The app flashed a red warning: “High post-meal blood sugar, high blood sugar sustained for a long time.”


Carbs Don’t Evaporate Just Because You Walk

Through today’s trial and error, I realized a very important fact. A post-meal walk is not a magic eraser that makes digested carbohydrates vanish.

  1. Glucose Consumption by Muscles: While walking, leg muscles use up a lot of energy, immediately burning the sugar entering the bloodstream. Thus, blood sugar drops.
  2. Digestion Continues: However, the Sundaeguk and rice in my stomach are still being digested.
  3. Unpausing: When the walk stops, muscles no longer actively use sugar, but the intestines are still pushing digested glucose into the blood. Ultimately, the unburned sugar rushes in all at once, creating a second spike.

What If I Had Walked for 1 Hour?

What if I had enough time during lunch to walk for over an hour? My muscles would have probably burned the carbohydrates from the Sundaeguk as soon as they entered my bloodstream, keeping the blood sugar graph steadily defended around 130.

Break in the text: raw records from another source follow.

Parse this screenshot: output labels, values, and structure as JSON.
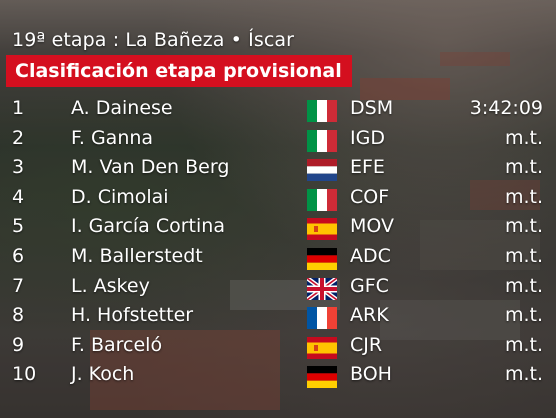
{
  "header": {
    "stage": "19ª etapa : La Bañeza • Íscar",
    "title": "Clasificación etapa provisional"
  },
  "standings": [
    {
      "pos": "1",
      "name": "A. Dainese",
      "flag": "italy-flag-icon",
      "team": "DSM",
      "time": "3:42:09"
    },
    {
      "pos": "2",
      "name": "F. Ganna",
      "flag": "italy-flag-icon",
      "team": "IGD",
      "time": "m.t."
    },
    {
      "pos": "3",
      "name": "M. Van Den Berg",
      "flag": "netherlands-flag-icon",
      "team": "EFE",
      "time": "m.t."
    },
    {
      "pos": "4",
      "name": "D. Cimolai",
      "flag": "italy-flag-icon",
      "team": "COF",
      "time": "m.t."
    },
    {
      "pos": "5",
      "name": "I. García Cortina",
      "flag": "spain-flag-icon",
      "team": "MOV",
      "time": "m.t."
    },
    {
      "pos": "6",
      "name": "M. Ballerstedt",
      "flag": "germany-flag-icon",
      "team": "ADC",
      "time": "m.t."
    },
    {
      "pos": "7",
      "name": "L. Askey",
      "flag": "uk-flag-icon",
      "team": "GFC",
      "time": "m.t."
    },
    {
      "pos": "8",
      "name": "H. Hofstetter",
      "flag": "france-flag-icon",
      "team": "ARK",
      "time": "m.t."
    },
    {
      "pos": "9",
      "name": "F. Barceló",
      "flag": "spain-flag-icon",
      "team": "CJR",
      "time": "m.t."
    },
    {
      "pos": "10",
      "name": "J. Koch",
      "flag": "germany-flag-icon",
      "team": "BOH",
      "time": "m.t."
    }
  ],
  "colors": {
    "banner": "#d40f1f",
    "text": "#ffffff"
  }
}
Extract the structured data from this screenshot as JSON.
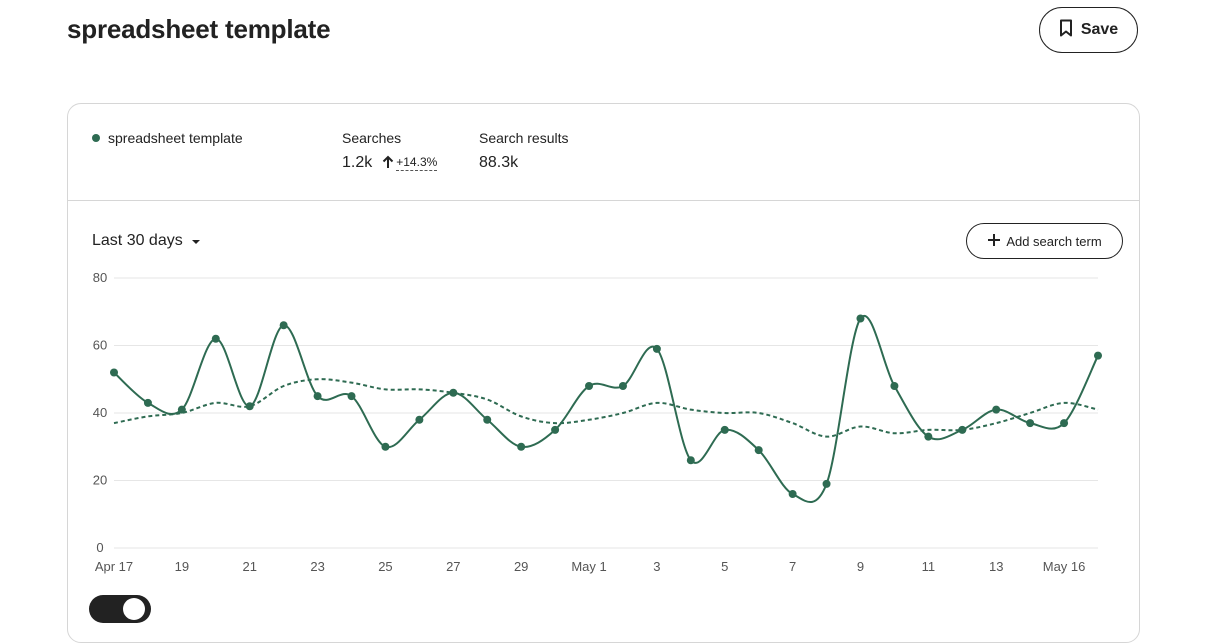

However, in a busy daily life, consistently practicing a ‘1-hour post-meal walk’ is realistically not easy. Since squeezing in even a 30-minute walk requires effort, it’s difficult to rely solely on walking for an hour after every meal without adjusting the diet.

In the end, the total amount of carbohydrates I absorb doesn’t betray me. A short walk is an excellent ‘speed bump’ that delays the spike and shaves off the peak, but it’s not magic that burns sugar without a trace. The true fundamental solution is simply to cut the amount of white rice (carbohydrates) going into my mouth in half from the start.

[!IMPORTANT] A post-meal walk is an excellent habit to prevent sharp blood sugar rises. However, if your meal portion was too large or high in carbs, a light walk alone cannot burn all the sugar. Be aware of the ‘Rebound Spike’ phenomenon, where blood sugar rises again after the walk ends.